6. Empirical Benchmarks and Failure Analysis

Empirical analysis across benchmarks such as DiscoveryBench (Majumder et al., 2024) for automated hypothesis and workflow generation reveals both the capabilities and boundaries of LLM-driven transformation discovery:

• Tasks decompose into hypotheses of the form ψ(c, v, r), where context (c), variables (v), and relationships (r) must be discovered via sequences of atomic transformations and tested against provided data.
• Mainstream LLM pipelines (CodeGen, ReAct, DataVoyager, Reflexion) demonstrate moderate performance on short pipelines (≤10 steps, 15–25% hypothesis matching score), but experience severe drop-off as complexity grows or context/variable discovery is required.
• Failure modes include mis-stratification, incomplete feature engineering, and selection of inappropriate statistical tests.

Effective methodologies employ modular planning, transformation libraries, iterative LLM-verification loops, domain-knowledge hints, and chunked execution/refinement to maximize accuracy and correctness.

7. Limitations, Extensions, and Future Directions

Common challenges in LLM-driven transformation discovery include:

• Syntactic correctness can be enforced via DSL/grammar constraints, but semantic inversion, inappropriate variable usage, or subtle logical errors remain risks.
• Current LLMs underperform on unseen mathematical forms, complex pipelines, or tasks requiring nuanced domain reasoning without explicit guidance.
• Dependency on large proprietary LLMs (e.g., GPT-4o) raises reproducibility and cost concerns, highlighting the need for open-source alternatives and hybrid symbolic-integration approaches.
• Fully automated semantic checking—especially in safety-critical systems—remains an open problem.

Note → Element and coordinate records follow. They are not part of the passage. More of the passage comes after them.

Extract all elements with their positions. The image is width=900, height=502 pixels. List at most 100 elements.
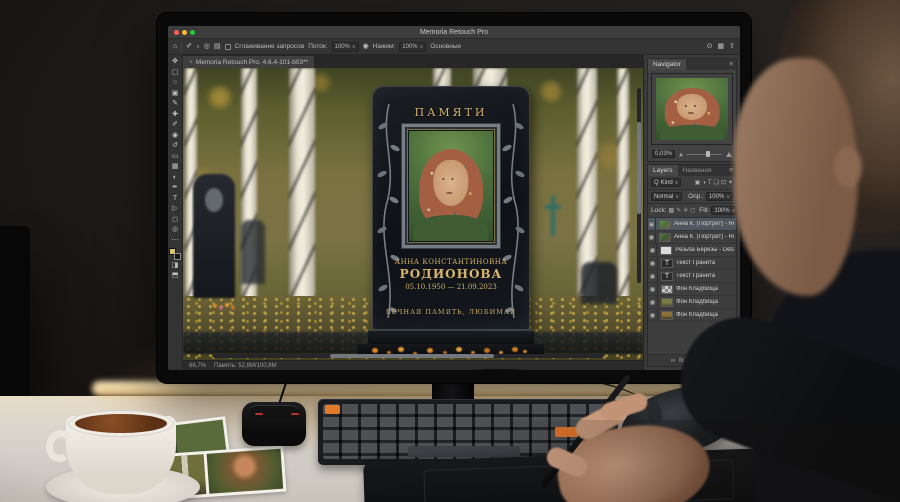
zoom-level[interactable]: 66,7% [189,363,206,369]
lock-option-icon[interactable]: ◻ [690,208,695,214]
layer-row[interactable]: Анна К. (Портрет) - Retouch [648,218,736,231]
navigator-footer: 0,03% [648,148,736,161]
navigator-zoom-field[interactable]: 0,03% [652,150,675,158]
memorial-tombstone: ПАМЯТИ АННА КОНСТАНТИНОВНА РОДИОНОВА [366,86,536,360]
scrollbar-thumb[interactable] [330,354,494,358]
navigator-panel-header: Navigator ≡ [648,59,736,70]
clone-stamp-tool[interactable]: ◉ [172,131,178,141]
layer-visibility-toggle[interactable] [648,218,656,230]
layer-visibility-toggle[interactable] [648,296,658,308]
layer-row[interactable]: Фон Кладбища [648,296,736,309]
layer-visibility-toggle[interactable] [648,309,658,321]
layer-visibility-toggle[interactable] [648,283,658,295]
history-brush-tool[interactable]: ↺ [172,141,178,151]
panel-icon[interactable]: ▦ [718,43,725,50]
lock-option-icon[interactable]: ▩ [669,208,675,214]
layer-thumbnail[interactable] [659,233,671,242]
layer-thumbnail[interactable] [661,272,673,281]
layer-thumbnail[interactable] [661,259,673,268]
layer-row[interactable]: Резьба Березы - Detail [648,244,736,257]
canvas[interactable]: ПАМЯТИ АННА КОНСТАНТИНОВНА РОДИОНОВА [183,68,643,360]
slider-thumb[interactable] [706,151,710,157]
document-tab-title: Memoria Retouch Pro. 4.6.4-101-b03** [196,59,308,66]
tab-layers[interactable]: Layers [648,165,678,176]
printed-photo-portrait [206,449,283,494]
layer-thumbnail[interactable] [661,298,673,307]
filter-icon[interactable]: ▣ [695,180,701,186]
layer-visibility-toggle[interactable] [648,231,656,243]
panel-icon[interactable]: ⊙ [707,43,713,50]
clone-source-icon[interactable]: ▤ [214,43,221,50]
color-swatches[interactable] [169,248,181,260]
move-tool[interactable]: ✥ [172,57,178,67]
lasso-tool[interactable]: ○ [173,78,177,88]
type-tool[interactable]: T [173,194,177,204]
tombstone-first-patronymic: АННА КОНСТАНТИНОВНА [366,258,536,266]
crop-tool[interactable]: ▣ [172,89,179,99]
filter-icon[interactable]: T [708,180,712,186]
healing-brush-tool[interactable]: ✚ [172,110,178,120]
shape-tool[interactable]: ◻ [172,215,178,225]
layer-visibility-toggle[interactable] [648,257,658,269]
close-tab-icon[interactable]: × [189,59,193,66]
layer-thumbnail[interactable] [661,285,673,294]
navigator-zoom-slider[interactable] [678,150,732,158]
vertical-scrollbar[interactable] [637,88,641,283]
layer-visibility-toggle[interactable] [648,244,657,256]
brush-target-icon[interactable]: ◎ [204,43,210,50]
brush-preset-icon[interactable]: ✐ [186,43,192,50]
zoom-tool[interactable]: ◎ [172,225,178,235]
tab-navigator[interactable]: Navigator [648,59,686,70]
layer-name: Фон Кладбища [676,286,718,292]
airbrush-icon[interactable]: ◉ [363,43,369,50]
quick-mask-toggle[interactable]: ◨ [172,261,179,271]
dodge-tool[interactable]: ◐ [173,173,177,183]
chevron-down-icon[interactable]: ∨ [196,44,200,50]
layers-footer-icon[interactable]: ∞ [671,358,675,364]
divider [181,42,182,52]
brush-tool[interactable]: ✐ [172,120,178,130]
layer-row[interactable]: Фон Кладбища [648,283,736,296]
tab-secondary[interactable]: Названия [678,165,717,176]
horizontal-scrollbar[interactable] [213,354,603,358]
path-select-tool[interactable]: ▷ [172,204,177,214]
tombstone-header-text: ПАМЯТИ [366,106,536,119]
pin-icon[interactable]: ✦ [728,180,733,186]
eraser-tool[interactable]: ▭ [172,152,179,162]
pressure-value-dropdown[interactable]: 100% ∨ [399,42,426,52]
tools-panel: ✥▢○▣✎✚✐◉↺▭▦◐✒T▷◻◎⋯ ◨⬒ [168,55,183,370]
flow-value-dropdown[interactable]: 100% ∨ [332,42,359,52]
zoom-out-mountain-icon[interactable] [679,153,683,157]
lock-option-icon[interactable]: ✎ [676,208,681,214]
navigator-preview[interactable] [651,73,733,145]
filter-icon[interactable]: ◑ [702,180,706,186]
layer-row[interactable]: Текст Гранита [648,257,736,270]
green-coat [414,215,488,241]
layer-visibility-toggle[interactable] [648,270,658,282]
more-tools[interactable]: ⋯ [172,236,179,246]
background-cross [551,196,555,236]
document-tab[interactable]: × Memoria Retouch Pro. 4.6.4-101-b03** [183,56,315,68]
layer-thumbnail[interactable] [661,311,673,320]
pen-tool[interactable]: ✒ [172,183,178,193]
marquee-tool[interactable]: ▢ [172,68,179,78]
blend-mode-dropdown[interactable]: Normal ∨ [651,192,682,201]
woman-face [677,94,707,120]
layer-row[interactable]: Текст Гранита [648,270,736,283]
filter-icon[interactable]: ❏ [714,180,719,186]
home-icon[interactable]: ⌂ [173,43,177,50]
filter-type-dropdown[interactable]: Q Kind ∨ [651,178,681,187]
scrollbar-thumb[interactable] [637,122,641,214]
screen-mode-toggle[interactable]: ⬒ [172,271,179,281]
filter-icon[interactable]: ⊡ [721,180,726,186]
smoothing-checkbox[interactable] [225,44,231,50]
opacity-dropdown[interactable]: 100% ∨ [706,192,733,201]
zoom-in-mountain-icon[interactable] [726,152,732,157]
layer-thumbnail[interactable] [659,220,671,229]
background-color-swatch[interactable] [174,253,181,260]
layer-thumbnail[interactable] [660,246,672,255]
gradient-tool[interactable]: ▦ [172,162,179,172]
eyedropper-tool[interactable]: ✎ [172,99,178,109]
layer-row[interactable]: Анна К. (Портрет) - Retouch [648,231,736,244]
lock-option-icon[interactable]: ✛ [683,208,688,214]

Proposed extensions across literature include more robust semantic verification, coupling LLMs with symbolic solvers, retrieval augmentation, self-critique or “oracle” feedback loops, expanded agent frameworks with explicit planning layers, and domain-specific consistency/type verifiers. Progress in these dimensions will facilitate more reliable, interpretable, and scalable transformation discovery pipelines for autonomous software, science, finance, and engineering (He et al., 3 Nov 2025, Shojaee et al., 14 Apr 2025, Liu et al., 24 Nov 2025, Shen et al., 9 Jan 2026, Liu et al., 21 Jul 2025, Majumder et al., 2024).